Ik denk na over jouw vraag over liefde en theater. Heeft wat ik hier op de trein zie iets met theater te maken? Het vertelt iets over ons mens-zijn, wat daarvan zichtbaar is vandaag. Wie wil, mag kijken. Heeft dat iets met liefde te maken? Ik kijk niet functioneel, omdat ik wil waar ik naar kijk. Ik kijk vanuit een verlangen om te zien wat er is, om te zien waar we staan vandaag met ons menselijk (on)vermogen.

Waaraan ligt dit dan? Zou het dat kunstenaarsoog kunnen zijn? Of zie ik dat te romantisch? Maar toch

Het gaat hier niet om grootse gevoelens.

Maar het ontstijgt ook aan de ondraaglijke lichtheid. Waar wordt het dan complex? Wanneer word ik geraakt? Ontstaat dan ergens toch geen conflict in de relatie met de waarnemer? Of doet net de afwezigheid ervan iets resoneren? Een grondtoon die zwaarder is dan we durven vermoeden?

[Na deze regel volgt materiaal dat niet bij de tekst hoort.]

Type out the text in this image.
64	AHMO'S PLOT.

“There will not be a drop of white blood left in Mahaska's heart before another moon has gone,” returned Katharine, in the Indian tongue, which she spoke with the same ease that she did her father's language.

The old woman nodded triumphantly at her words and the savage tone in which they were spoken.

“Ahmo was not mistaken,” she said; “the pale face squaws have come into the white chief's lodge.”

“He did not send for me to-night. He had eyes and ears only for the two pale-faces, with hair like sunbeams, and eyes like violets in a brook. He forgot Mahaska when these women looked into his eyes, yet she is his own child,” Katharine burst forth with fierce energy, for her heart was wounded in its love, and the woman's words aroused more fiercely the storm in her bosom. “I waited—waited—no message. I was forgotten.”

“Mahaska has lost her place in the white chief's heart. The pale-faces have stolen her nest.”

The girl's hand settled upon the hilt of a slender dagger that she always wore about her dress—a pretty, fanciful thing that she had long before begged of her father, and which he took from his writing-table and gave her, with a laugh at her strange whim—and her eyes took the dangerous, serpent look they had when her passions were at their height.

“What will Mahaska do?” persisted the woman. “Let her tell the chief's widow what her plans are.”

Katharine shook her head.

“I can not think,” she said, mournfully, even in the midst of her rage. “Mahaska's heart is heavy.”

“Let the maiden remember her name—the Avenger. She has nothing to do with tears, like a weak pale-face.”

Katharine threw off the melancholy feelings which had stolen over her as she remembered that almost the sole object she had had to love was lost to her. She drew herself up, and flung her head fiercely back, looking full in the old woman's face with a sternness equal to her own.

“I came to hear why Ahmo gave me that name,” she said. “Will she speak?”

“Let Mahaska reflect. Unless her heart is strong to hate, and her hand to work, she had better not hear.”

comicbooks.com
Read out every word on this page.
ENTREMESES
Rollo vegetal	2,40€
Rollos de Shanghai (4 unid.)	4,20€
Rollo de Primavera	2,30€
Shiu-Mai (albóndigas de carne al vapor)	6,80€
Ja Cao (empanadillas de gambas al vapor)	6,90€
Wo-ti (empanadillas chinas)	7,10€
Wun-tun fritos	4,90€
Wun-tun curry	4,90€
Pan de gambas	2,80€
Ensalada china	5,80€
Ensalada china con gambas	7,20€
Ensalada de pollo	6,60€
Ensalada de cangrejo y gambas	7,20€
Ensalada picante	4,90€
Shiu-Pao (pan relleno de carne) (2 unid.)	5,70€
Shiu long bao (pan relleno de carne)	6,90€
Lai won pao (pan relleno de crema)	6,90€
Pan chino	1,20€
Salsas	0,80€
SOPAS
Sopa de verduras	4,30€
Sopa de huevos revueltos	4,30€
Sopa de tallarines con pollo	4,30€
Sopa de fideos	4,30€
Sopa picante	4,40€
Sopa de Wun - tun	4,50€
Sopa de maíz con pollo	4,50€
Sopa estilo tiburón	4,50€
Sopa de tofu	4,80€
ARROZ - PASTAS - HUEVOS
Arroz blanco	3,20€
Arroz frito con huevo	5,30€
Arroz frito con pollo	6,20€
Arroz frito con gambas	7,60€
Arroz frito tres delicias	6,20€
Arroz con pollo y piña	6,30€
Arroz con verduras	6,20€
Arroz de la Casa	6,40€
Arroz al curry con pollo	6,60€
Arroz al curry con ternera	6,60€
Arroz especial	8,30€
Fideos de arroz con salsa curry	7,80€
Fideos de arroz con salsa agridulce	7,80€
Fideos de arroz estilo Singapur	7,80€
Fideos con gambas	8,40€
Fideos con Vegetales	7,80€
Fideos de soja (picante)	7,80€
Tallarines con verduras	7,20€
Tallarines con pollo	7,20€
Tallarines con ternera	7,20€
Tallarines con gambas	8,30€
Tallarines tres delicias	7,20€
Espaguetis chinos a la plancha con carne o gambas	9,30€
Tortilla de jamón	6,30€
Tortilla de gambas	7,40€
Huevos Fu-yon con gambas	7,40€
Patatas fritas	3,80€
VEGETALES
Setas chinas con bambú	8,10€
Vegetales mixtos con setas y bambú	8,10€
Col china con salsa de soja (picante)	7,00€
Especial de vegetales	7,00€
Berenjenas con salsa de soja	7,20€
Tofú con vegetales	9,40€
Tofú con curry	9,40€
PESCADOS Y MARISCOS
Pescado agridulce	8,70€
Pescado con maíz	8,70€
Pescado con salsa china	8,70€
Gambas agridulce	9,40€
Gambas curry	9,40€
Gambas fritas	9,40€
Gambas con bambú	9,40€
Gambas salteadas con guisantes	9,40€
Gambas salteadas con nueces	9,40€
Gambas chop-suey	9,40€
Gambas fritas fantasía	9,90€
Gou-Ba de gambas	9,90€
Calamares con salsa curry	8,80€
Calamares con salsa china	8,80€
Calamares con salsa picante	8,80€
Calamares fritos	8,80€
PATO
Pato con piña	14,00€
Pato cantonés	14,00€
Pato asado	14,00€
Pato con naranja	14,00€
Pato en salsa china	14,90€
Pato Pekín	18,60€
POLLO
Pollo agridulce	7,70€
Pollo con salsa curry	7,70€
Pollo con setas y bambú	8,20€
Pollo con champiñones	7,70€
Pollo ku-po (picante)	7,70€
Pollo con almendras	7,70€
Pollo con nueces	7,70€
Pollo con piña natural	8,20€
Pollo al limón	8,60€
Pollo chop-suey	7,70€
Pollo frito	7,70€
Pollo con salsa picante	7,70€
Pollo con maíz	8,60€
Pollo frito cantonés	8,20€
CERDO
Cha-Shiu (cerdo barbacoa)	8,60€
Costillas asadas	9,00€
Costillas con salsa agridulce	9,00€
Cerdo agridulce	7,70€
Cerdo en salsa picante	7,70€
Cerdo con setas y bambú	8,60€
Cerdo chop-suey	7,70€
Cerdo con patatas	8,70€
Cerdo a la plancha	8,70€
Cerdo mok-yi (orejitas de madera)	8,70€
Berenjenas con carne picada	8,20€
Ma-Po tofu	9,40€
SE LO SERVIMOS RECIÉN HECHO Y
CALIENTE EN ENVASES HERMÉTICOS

Ik denk inderdaad dat het te romantisch is om te stellen dat ik een kunstenaar zou zijn & daardoor anders naar de dingen kijk. Vorige week op de trein naar Amsterdam. In Rozendaal stapt een ouder koppel op. Allebei gaan ze zitten met het Financieel Dagblad voor hun neus. De vrouw is na vijftien minuten totaal voorover geku-keld, in slaap, op drie centimeter van haar krant verwijderd. Haar man, recht tegenover haar, merkt niets op. Zij blijft tien minuten lang in die onmogelijke positie hangen. Net voor we in Dordrecht aankomen, wordt ze wakker en herstelt ze zich.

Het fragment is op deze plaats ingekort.